「わたしも、ビックリしたよ。」
「えっ?」
「葵くんが、、、新にそっくりで。」
わたしの言葉に葵くんは「あぁ、、、」と切なげに微笑むと「よく言われる。」と言った。
「最初、営業部で葵くんと目が合った時、新だと思っちゃった。居るわけないの、分かってるはずなのに。」
「そっかぁ、、、だから、泣いてたのか。」
「もう10年も経つのに、、、わたしは、あの時から時間が止まったままなの。全然、前に進めない、、、こんな姿、新が見たら、、、失望するだろうね。」
わたしがそう言うと、葵くんは「そんなわけないじゃん。兄貴は、一花がどんな姿だったとしても受け入れると思う。そして、一花が前に進めるように、手を引っ張ってくれると思うよ。」と言い、掬い上げていたカレーを口へと運んだ。
「そうかなぁ、、、」
そう言って、わたしは新からプレゼントしてもらった首元のネックレスに手を触れた。
「でも、、、その兄貴は、もう居ない。
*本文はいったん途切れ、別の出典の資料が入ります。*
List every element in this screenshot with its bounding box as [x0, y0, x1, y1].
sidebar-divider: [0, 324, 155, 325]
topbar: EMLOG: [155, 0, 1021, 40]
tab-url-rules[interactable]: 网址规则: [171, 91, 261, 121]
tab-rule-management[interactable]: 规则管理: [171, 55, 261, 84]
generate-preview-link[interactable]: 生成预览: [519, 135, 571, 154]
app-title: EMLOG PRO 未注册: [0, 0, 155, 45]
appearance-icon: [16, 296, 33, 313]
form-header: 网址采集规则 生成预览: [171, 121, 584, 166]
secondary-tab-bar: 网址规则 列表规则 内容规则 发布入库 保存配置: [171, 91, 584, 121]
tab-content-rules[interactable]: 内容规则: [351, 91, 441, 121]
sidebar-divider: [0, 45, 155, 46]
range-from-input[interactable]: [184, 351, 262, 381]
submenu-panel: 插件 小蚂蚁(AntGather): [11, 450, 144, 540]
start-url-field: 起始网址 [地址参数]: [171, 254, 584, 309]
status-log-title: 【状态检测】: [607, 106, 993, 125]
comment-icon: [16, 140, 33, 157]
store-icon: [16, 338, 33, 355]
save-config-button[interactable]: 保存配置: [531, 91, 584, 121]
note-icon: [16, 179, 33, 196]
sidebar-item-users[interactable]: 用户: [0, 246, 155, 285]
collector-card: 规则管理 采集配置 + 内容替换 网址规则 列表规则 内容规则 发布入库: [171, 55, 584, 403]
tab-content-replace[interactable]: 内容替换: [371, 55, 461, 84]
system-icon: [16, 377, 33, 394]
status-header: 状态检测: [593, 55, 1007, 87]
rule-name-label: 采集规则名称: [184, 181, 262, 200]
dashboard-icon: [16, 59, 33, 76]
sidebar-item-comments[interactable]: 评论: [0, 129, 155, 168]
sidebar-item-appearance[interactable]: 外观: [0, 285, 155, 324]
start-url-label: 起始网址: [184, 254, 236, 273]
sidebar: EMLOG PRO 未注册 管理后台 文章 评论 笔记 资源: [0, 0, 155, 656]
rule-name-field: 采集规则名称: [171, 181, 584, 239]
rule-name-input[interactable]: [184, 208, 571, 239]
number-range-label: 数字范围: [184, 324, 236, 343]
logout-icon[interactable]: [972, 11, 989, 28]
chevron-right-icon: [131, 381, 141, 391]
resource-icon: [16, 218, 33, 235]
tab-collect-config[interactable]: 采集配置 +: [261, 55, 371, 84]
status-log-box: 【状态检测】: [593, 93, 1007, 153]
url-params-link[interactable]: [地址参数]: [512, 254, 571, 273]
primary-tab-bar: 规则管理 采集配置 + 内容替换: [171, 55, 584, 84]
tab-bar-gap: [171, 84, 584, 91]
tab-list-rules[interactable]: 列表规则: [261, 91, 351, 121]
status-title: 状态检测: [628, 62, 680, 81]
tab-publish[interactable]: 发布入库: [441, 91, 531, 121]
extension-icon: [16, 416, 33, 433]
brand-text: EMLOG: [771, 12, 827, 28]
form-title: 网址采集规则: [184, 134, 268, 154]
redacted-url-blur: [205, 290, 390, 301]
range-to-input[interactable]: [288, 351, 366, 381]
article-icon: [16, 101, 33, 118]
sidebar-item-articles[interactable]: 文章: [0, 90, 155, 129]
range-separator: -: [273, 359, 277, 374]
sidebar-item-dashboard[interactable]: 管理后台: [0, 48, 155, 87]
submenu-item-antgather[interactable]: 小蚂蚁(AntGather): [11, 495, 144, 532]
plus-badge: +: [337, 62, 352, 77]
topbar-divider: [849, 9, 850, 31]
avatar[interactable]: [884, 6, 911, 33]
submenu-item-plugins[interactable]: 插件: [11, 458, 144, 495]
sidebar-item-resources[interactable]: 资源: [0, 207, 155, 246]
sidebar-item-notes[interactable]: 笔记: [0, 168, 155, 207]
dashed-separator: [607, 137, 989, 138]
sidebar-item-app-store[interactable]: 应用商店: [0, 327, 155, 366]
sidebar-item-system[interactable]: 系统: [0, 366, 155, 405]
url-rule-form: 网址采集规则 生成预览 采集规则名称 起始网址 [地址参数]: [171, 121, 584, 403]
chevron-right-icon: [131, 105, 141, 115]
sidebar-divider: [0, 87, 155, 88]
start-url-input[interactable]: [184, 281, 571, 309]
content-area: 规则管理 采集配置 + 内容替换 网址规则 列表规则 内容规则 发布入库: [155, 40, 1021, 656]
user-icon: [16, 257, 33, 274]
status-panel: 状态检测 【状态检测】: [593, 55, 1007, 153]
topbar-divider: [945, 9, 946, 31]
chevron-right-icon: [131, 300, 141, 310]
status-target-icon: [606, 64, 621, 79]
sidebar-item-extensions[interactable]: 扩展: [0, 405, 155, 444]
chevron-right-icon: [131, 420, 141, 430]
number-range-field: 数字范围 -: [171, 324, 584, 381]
だから、、、俺が兄貴の代わりをするよ。」
「えっ?」
「俺が、、、一花が前へ進めるように、一花の手を引く。」
葵くんはそう言うと優しく微笑み、その微笑みにわたしは涙してしまった。
葵くんの気持ちが嬉しい涙。
それと共にその葵くんの微笑みが、あまりにも新そのもので、新が恋しいと感じた涙でもあった。
「、、、葵くん、ありがとう。」
わたしの言葉に葵くんは照れ笑いを浮かべると、「そうだ!今度、実家においでよ!俺も今は実家を出て一人暮らしをしているけど、一緒に実家に帰ろう?母さんも一花に会いたがってたから。」と言う。
「わたしも、久しぶりにおばさんに会いたい。」
「母さんも喜ぶよ。久しぶりにみんなでご飯食べようよ!」
そうだ、よくおばさんがわたしの分のご飯も用意してくれて、みんなでご飯を食べたっけ。
母子家庭で仕事で母の帰りが遅い為、帰ってもわたしが一人な事を知っていたおじさんとおばさんは、よく夕飯に誘ってくれて、みんなで囲む食卓の中にわたしを入れてくれたのだ。